Why do dumps and pageview api have slightly different counts?
Closed, ResolvedPublic3 Estimated Story Points

Description

This email: https://lists.wikimedia.org/pipermail/analytics/2018-September/006437.html points out that dumps and pageview API differ slightly. Intuitively it should be ok because the difference is small, but it would be nice to know where it comes from exactly and document it.

Event Timeline

I have investigated on this topic and have some answers.

The main observed difference is due to a shift in hours between dumps and pageview-api. The pageview-dumps data was originally built to mimic a legacy tool named webstatcollector (see https://www.mediawiki.org/wiki/Analytics/Pageviews/Webstatscollector), which naming of files for hours was different from the current convention we use. For instance for data between 2018-09-27T13:00:00 and 2018-09-27T14:00:00, pageview-dumps uses 2018-09-27T14:00:00 while pageview-api uses 2018-09-27T13:00:00.

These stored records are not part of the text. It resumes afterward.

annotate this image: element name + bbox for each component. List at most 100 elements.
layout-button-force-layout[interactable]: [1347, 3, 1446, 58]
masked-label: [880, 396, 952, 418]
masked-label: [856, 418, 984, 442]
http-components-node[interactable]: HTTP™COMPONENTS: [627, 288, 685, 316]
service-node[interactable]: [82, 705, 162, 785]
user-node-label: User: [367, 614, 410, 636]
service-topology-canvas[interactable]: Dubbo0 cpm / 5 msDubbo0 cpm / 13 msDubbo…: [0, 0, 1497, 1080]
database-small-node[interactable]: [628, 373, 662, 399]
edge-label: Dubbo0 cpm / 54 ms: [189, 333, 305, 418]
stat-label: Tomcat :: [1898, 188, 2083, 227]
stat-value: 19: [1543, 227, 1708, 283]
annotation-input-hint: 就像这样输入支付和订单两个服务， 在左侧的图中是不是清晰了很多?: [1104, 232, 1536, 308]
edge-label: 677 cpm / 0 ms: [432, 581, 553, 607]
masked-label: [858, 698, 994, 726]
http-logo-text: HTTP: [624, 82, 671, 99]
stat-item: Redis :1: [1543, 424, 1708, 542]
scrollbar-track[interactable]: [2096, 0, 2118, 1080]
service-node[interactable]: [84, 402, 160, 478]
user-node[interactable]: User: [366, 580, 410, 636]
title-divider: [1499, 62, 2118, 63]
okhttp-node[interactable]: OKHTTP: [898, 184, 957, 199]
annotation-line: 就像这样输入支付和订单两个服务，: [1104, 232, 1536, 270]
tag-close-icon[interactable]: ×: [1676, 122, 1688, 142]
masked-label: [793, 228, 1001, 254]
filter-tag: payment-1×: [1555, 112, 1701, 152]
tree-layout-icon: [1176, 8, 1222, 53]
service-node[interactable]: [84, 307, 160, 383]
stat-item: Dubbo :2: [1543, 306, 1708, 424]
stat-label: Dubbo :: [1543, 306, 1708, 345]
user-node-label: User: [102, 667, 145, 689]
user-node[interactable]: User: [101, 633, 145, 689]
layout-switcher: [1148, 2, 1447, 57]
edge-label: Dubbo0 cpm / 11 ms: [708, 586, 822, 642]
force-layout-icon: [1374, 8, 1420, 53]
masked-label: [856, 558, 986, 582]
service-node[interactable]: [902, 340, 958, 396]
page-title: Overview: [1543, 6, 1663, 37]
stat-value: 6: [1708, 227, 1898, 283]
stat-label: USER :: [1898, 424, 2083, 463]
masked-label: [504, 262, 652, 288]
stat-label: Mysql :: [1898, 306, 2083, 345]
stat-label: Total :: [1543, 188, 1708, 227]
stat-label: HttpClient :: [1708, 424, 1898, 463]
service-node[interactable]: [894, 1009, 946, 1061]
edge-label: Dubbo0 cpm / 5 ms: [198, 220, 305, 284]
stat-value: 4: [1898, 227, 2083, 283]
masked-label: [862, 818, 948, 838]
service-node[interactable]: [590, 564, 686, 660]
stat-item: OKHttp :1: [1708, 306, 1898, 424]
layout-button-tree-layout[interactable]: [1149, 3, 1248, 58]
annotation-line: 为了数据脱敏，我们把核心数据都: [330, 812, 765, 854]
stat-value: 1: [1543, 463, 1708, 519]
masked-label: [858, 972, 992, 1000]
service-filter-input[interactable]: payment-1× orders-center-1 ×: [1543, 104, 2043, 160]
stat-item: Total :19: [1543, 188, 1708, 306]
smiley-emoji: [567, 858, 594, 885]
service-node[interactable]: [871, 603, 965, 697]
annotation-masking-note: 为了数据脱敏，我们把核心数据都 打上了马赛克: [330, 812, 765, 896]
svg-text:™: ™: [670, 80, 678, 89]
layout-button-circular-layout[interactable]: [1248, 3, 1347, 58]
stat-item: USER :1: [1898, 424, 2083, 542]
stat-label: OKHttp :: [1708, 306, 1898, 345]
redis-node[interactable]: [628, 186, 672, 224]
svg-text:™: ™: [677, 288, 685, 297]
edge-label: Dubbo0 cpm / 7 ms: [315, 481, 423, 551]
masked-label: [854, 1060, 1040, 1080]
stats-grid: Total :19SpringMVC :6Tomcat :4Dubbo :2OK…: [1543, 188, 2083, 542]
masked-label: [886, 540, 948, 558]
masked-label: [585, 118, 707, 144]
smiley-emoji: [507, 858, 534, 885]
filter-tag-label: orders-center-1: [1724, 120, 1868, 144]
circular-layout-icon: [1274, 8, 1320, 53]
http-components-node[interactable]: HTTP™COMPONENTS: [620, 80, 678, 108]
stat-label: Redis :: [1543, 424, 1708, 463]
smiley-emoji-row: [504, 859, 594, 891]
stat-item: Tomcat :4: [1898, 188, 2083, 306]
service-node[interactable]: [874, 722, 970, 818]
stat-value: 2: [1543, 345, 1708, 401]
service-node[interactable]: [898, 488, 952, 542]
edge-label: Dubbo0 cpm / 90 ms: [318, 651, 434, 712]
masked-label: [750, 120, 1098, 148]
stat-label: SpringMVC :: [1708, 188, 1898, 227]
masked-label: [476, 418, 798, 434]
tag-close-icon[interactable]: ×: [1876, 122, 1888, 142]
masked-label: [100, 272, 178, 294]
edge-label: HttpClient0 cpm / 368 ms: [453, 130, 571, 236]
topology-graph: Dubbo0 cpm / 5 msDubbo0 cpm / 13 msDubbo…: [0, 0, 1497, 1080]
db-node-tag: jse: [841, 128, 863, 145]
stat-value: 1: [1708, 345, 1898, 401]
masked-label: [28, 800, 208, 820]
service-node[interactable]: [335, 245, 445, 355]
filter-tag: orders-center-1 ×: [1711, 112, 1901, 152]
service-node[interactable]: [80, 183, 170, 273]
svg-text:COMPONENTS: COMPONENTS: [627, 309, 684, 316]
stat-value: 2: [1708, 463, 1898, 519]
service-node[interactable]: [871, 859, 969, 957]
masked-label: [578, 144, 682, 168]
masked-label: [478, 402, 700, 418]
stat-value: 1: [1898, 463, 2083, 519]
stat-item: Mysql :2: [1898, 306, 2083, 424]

Something else happening and polluting the results when looking at individual pages is that special end-of-lines charaters happen in page-titles and are not escaped (a new task has been open for this: T205620). These problem are minor however.

Confirmation scripts:

# Pageviews by user on en.wikipedia  between 2015-10-01T00:00:00 and 2015-10-01T0!:00:00
curl -x https://wikimedia.org/api/rest_v1/metrics/pageviews/aggregate/en.wikipedia/all-access/user/hourly/2015100100/2015100100
# {"items":[{"project":"en.wikipedia","access":"all-access","agent":"user","granularity":"hourly","timestamp":"2015100100","views":9720933}]}

# Projectviews dumps sum of (en, en.m and en.zero) for files projectviews-20151001-000000 and projectviews-20151001-010000
grep -r '^en\(\.m\|\.zero\)* ' projectviews-20151001-000000 | awk '{print $3}' | awk '{s+=$1}END{print s}'
# 9466703 -- Different from  API
grep -r '^en\(\.m\|\.zero\)* ' projectviews-20151001-010000 | awk '{print $3}' | awk '{s+=$1}END{print s}'
# 9720933 -- Same as API

# Pageview dumps sum of (en, en.m and en.zero) for file pageviews-20151001-010000.gz
zcat pageviews-20151001-010000.gz | grep -e '^en\(\.m\|\.zero\)* .* 0$' | awk '{print $3}' | awk '{s+=$1}END{print s}'
# 9720932 -- 1 missing, because of an incorrect line

# Showing the incorrect line:
zcat pageviews-20151001-010000.gz | grep -e '^en\(\.m\|\.zero\)* ' | grep -v -B 2 -A 2 -e ' 0$'
# en 🛏 1 0
# en 🦄 1 0
# en.m 
# en.m ! 4 0
# en.m !!! 3 0
JAllemandou edited projects, added Analytics-Kanban; removed Analytics.
JAllemandou set the point value for this task to 3.
JAllemandou moved this task from Next Up to Done on the Analytics-Kanban board.